Sections in this reference
Endpoint
GET https://api.rasterwise.com/v1/get-scrape
Use this endpoint to invoke the API and modify the request with the parameters below.
Required Parameters
Parameter |
Type |
Description |
Example |
apikey |
string |
Your secret API Key. This is required to authenticate your request. |
?apikey=5WjESjB72Rb2JC7frBf026kBgg82DaPQIOxc -Not an actual apikey- |
url |
string |
URL of the website / page you want to crawl/scrape. Should start with http:// or https:// |
&url=https://google.com |
Parameter |
Type |
|
Example |
extract |
string |
A comma-separated list of entities that you want GetScrape to automatically extract for you. Here is a list of available operations to extract entities:
emails : extracts email addresses phones : extracts US phone numbers dates : extracts dates and gives them in ISO format lists : extracts html lists (<ol> & <ul>) headings : extracts html headings (h1,h2,h3,h4,h5) text : extracts all the document text number : extracts all the numbers present in the document text images : extracts url images links : extract hyperlinks social : extracts hyperlinks from known social networks meta : extracts meta tags information rawdom : gives a raw representation of the DOM |
&extract=dates,lists,links |
scope |
string |
This parameter allows you to pass a selector to scope the crawling operation into a particular DOM node. When passed it will perform the crawling only inside the matched node. Pass DOM element selectors in jQuery fashion. https://api.jquery.com/category/selectors/ |
&scope=#someid > div > li |
Include or Exclude Results with a Matching Word
Parameter |
Type |
|
Example |
exclude |
string |
Passing the exclude parameter set to a string will exclude results that match that string. For example, exclude=ads will exclude any result in the arrays that contain the string ads . |
&exclude=ads |
exclude_start |
string |
Works like exclude but it will only exclude strings that start with the passed string. This is useful to exclude data with certain prefixes. For example URL protocols. |
&exclude_start=http:// |
exclude_end |
string |
Works like exclude but it will only exclude strings that end with the passed string. This is useful to exclude data with certain suffixes.
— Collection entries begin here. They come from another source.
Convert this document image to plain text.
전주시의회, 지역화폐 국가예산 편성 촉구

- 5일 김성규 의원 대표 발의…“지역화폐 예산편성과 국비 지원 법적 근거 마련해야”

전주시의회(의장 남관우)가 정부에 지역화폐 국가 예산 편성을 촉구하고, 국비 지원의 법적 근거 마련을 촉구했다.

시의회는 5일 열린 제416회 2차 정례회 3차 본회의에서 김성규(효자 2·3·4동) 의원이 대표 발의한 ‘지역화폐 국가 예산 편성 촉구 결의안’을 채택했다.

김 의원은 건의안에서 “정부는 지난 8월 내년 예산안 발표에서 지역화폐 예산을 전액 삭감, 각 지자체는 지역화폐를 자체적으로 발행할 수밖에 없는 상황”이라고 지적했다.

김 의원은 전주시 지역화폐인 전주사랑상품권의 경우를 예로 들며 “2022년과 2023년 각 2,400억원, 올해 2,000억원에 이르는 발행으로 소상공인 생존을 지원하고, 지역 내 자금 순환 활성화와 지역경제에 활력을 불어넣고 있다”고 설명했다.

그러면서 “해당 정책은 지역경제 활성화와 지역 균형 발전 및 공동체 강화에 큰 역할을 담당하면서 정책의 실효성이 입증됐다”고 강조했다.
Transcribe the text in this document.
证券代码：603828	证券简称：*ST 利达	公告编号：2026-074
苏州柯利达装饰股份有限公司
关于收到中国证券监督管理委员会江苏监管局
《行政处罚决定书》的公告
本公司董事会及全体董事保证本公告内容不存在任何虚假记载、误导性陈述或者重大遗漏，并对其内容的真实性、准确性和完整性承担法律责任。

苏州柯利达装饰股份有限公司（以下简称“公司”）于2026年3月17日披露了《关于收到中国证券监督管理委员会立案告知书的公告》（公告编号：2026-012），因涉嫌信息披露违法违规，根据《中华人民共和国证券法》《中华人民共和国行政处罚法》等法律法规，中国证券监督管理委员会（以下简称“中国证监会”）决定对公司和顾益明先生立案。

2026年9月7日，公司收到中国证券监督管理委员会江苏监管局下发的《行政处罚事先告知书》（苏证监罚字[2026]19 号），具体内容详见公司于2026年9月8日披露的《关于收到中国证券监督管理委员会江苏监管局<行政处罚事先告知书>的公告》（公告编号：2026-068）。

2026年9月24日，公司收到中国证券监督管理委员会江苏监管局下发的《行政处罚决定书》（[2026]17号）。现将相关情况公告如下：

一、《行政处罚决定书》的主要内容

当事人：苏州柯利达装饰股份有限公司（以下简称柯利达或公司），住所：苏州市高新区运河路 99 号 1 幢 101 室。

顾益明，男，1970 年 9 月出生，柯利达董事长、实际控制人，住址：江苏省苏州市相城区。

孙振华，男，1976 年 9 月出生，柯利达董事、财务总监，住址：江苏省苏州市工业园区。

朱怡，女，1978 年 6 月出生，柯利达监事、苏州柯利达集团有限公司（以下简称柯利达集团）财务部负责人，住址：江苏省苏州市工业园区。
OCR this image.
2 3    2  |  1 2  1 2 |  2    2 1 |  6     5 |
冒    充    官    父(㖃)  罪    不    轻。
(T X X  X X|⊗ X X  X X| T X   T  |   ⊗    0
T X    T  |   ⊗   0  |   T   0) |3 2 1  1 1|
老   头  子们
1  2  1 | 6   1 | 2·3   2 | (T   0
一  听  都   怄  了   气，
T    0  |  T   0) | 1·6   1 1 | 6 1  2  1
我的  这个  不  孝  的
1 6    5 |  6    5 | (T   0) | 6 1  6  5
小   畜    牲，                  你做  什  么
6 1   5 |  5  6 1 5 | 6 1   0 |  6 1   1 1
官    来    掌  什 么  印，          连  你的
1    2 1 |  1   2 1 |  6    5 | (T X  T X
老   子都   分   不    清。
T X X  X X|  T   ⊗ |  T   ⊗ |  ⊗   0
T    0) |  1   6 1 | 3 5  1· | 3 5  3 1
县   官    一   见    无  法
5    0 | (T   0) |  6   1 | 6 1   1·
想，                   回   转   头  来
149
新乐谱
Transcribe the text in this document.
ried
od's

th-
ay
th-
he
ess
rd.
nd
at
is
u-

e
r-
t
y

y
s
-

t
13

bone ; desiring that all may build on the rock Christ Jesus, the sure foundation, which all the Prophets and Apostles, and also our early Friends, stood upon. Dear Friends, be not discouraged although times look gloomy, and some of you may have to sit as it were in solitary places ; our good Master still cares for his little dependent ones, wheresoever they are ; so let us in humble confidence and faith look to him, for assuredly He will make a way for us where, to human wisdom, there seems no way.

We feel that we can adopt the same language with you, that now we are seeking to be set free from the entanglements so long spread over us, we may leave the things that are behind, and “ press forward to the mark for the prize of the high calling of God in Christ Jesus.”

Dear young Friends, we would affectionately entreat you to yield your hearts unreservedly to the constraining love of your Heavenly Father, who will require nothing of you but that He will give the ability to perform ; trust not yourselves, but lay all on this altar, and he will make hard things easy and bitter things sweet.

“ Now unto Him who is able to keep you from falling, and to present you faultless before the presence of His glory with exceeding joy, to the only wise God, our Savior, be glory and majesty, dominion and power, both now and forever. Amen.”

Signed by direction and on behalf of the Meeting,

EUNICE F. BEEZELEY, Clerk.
For example file formats. |
&exclude_end=.svg |
filter |
string |
Passing the filter parameter set to a string will filter results that match that string. For example, filter=ads will only include results in the arrays that contain the string ads . You can think of filter as the opposite of exclude . |
&filter=ads |
filter_start |
string |
Works like filter but it will only include strings that start with the passed string. This is useful to only show data with certain prefixes. For example URL protocols. |
&filter_start=https:// |
filter_end |
string |
Works like filter but it will only include strings that end with the passed string. This is useful to only show data with certain suffixes. For example URL protocols. |
&filter_start=https:// |
Drop Results from Start or End of Array
Parameter |
Type |
|
Example |
drop_start |
number |
This parameter allows you to drop results in the response by passing a number. For example if you’re trying to exclude the first two entities from a result, you can pass drop_start set to 2. |
&drop_start=2 |
drop_end |
number |
This parameter allows you to drop results in the response by passing a number. For example if you’re trying to exclude the last two entities from a result, you can pass drop_end set to 2. |
&drop_end=2 |
Get Results with Even or Odd Indexes Only
Parameter |
Type |
|
Example |
even_only |
boolean |
If set to true only the results with an even index will be returned. |
&even_only=true |
odd_only |
boolean |
If set to true only the results with an odd index will be returned. |
&odd_only=true |
API Results Workflow Parameters
Parameter |
Type |
Description |
Example |
webhook |
string |
A valid endpoint URL that can receive and respond to a POST request (preferably an endpoint that you control). If set, we will send a POST request to the provided endpoint (webhook listener). |
&webhook=https://webhook.myapp.com |
Browser Control Parameters
Parameter |
Type |
|
Example |
customjs |
string |
A custom JS evaluation you want to inject before the crawl operation. If passed we will inject this statement as a header <script> with a just in time model (script will be injected after loading and before crawling). Useful to force actions that are needed to perform the crawl operation correctly. |
&customjs=alert("Injectd JS"); |
click |
array (as string) |
The click parameter will dispatch a click at the start of the rendering flow to the passed coordinates or DOM element. For example if you need to click in the coordinates X = 20px and Y = 100px you can pass an array [20, 100. If you need to click on a button or element you can pass the selector of said element. This is helpgul to crawl elements that only render after a click action. |
&click=[20,10] or &click=#demobtn |
width |
number |
Width in pixels of the viewport under which the crawl operation is happening. This parameter is helpful to work with pages that change the DOM in narrow viewports which can facilitate the extraction of certain info. Defaults to 1280 |
&width=1200 |